My company is looking to replace all websites in the group with a new CMS-based system and similar designs/styling, with E-Commerce functionality being added in a future phase. It's too big a job for me to do in a reasonable time-frame, so we are going to be inviting tenders from agencies.
I'm currently in the process of defining the technical requirements, and I'm intending to dictate that the selected system must have a Strict DOCTYPE and must trigger Standards mode (or Almost Standards Mode) in common browsers, or something to that effect [We have to allow Almost Standards Mode to cater for IE, obviously].
I've done a bit of homework an all of this - I don't want the spec to be limited by my ignorance, after all - but it won't surprise you all that I've found that 'current opinion' is completely divided on what is good practice.
There are plenty of people who advocate HTML4.01 Strict (fair enough), plenty of people who recommend XHTML1.0 Strict served as text/html (I'm OK with this too), some who recommend HTML5 but restricted to HTML4.01 tags (erm... still not sure if this is a good idea or not, but I see the principle), but also a not-inconsiderable number (including people on other SO threads) who recommend XHTML1.0 Transitional.
I just don't understand the reasoning for this... OK, you may happen to want to temporarily use something that been deprecated, and thus Transitional seems sensible, but some people recommend XHTML Transitional for new build.
After checking out other companies' sites for design inspiration, I've notice that many sites (if they have any DOCTYPE specified at all) will refer to a Transitional DTD. OK, we all know there is plenty of crap on the web, so perhaps I shouldn't draw too many conclusions.

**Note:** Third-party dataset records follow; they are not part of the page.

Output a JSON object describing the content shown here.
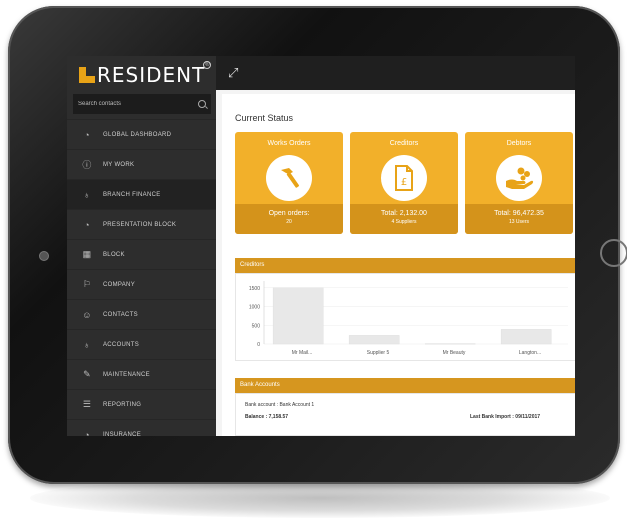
{
  "app": {
    "logo_text": "RESIDENT",
    "registered_mark": "®"
  },
  "search": {
    "placeholder": "Search contacts"
  },
  "nav": {
    "items": [
      {
        "label": "GLOBAL DASHBOARD",
        "icon": "dashboard-icon"
      },
      {
        "label": "MY WORK",
        "icon": "info-icon"
      },
      {
        "label": "BRANCH FINANCE",
        "icon": "moneybag-icon"
      },
      {
        "label": "PRESENTATION BLOCK",
        "icon": "dashboard-icon"
      },
      {
        "label": "BLOCK",
        "icon": "building-icon"
      },
      {
        "label": "COMPANY",
        "icon": "company-icon"
      },
      {
        "label": "CONTACTS",
        "icon": "contacts-icon"
      },
      {
        "label": "ACCOUNTS",
        "icon": "moneybag-icon"
      },
      {
        "label": "MAINTENANCE",
        "icon": "wrench-icon"
      },
      {
        "label": "REPORTING",
        "icon": "list-icon"
      },
      {
        "label": "INSURANCE",
        "icon": "dashboard-icon"
      }
    ],
    "active_index": 2
  },
  "main": {
    "section_title": "Current Status",
    "stats": [
      {
        "title": "Works Orders",
        "line1": "Open orders:",
        "line2": "20",
        "icon": "hammer-icon"
      },
      {
        "title": "Creditors",
        "line1": "Total: 2,132.00",
        "line2": "4 Suppliers",
        "icon": "pound-document-icon"
      },
      {
        "title": "Debtors",
        "line1": "Total: 96,472.35",
        "line2": "13 Users",
        "icon": "hand-coins-icon"
      }
    ],
    "creditors_panel": {
      "title": "Creditors"
    },
    "bank_panel": {
      "title": "Bank Accounts",
      "account_line": "Bank account : Bank Account 1",
      "balance": "Balance : 7,158.57",
      "last_import": "Last Bank Import : 09/11/2017"
    }
  },
  "chart_data": {
    "type": "bar",
    "categories": [
      "Mr Mail...",
      "Supplier 5",
      "Mr Beauty",
      "Langton..."
    ],
    "values": [
      1500,
      230,
      10,
      390
    ],
    "yticks": [
      "1500",
      "1000",
      "500",
      "0"
    ],
    "ylim": [
      0,
      1600
    ],
    "grid": true,
    "bar_color": "#e8e8e8"
  },
  "colors": {
    "accent": "#f2b02a",
    "accent_dark": "#d4931b",
    "sidebar": "#2d2d2d"
  }
}
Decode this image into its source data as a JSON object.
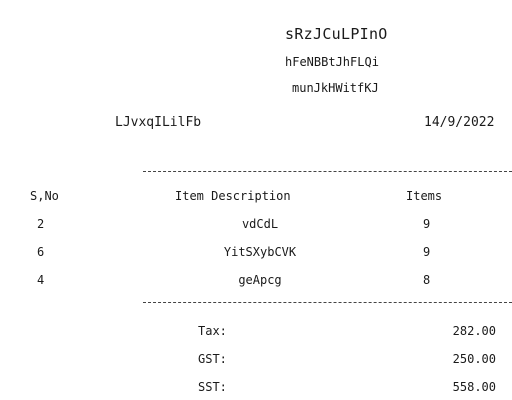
{
  "header": {
    "store_name": "sRzJCuLPInO",
    "line1": "hFeNBBtJhFLQi",
    "line2": "munJkHWitfKJ",
    "cashier": "LJvxqILilFb",
    "date": "14/9/2022"
  },
  "table": {
    "headers": {
      "sno": "S,No",
      "desc": "Item Description",
      "items": "Items"
    },
    "rows": [
      {
        "sno": "2",
        "desc": "vdCdL",
        "qty": "9"
      },
      {
        "sno": "6",
        "desc": "YitSXybCVK",
        "qty": "9"
      },
      {
        "sno": "4",
        "desc": "geApcg",
        "qty": "8"
      }
    ]
  },
  "totals": [
    {
      "label": "Tax:",
      "value": "282.00"
    },
    {
      "label": "GST:",
      "value": "250.00"
    },
    {
      "label": "SST:",
      "value": "558.00"
    }
  ]
}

But checking out Web Design Agencies that we've come across, there are an amazing proportion of them (the vast majority of them, I would say) are using XHTML 1.0 Transitional.
Fine, so you don't necessarily have to be an expert to call yourself a Web Designer, but the sheer volume of Transitional layouts makes me wonder... Most of the sites seem to be otherwise reasonably designed (CSS layout, validating, accessible etc).
So, having finally got to the point(!), is there some reason why such a large proportion of these agencies are opting for Transitional DOCTYPEs? Am I missing something, something that I need to consider for my new sites?
Edit: Yeah, I realise the purpose of the Transitional DTD - I was just suspicious that so many otherwise-competent web developers are clinging on to deprecated markup. I wonder if you guys are correct and the answer is simply that they are a) are too lazy to get their own website to validate, or b) sticking with the default DTD of their preferred IDE.
The key re-assurance for me is that (according to your responses so far) I don't seem to be missing out on some key reason to use a Transitional DTD.
Edit 2: Regarding our CMS project - all the short-listed agencies thankfully seem to have their heads screwed on - Strict, valid and accessible.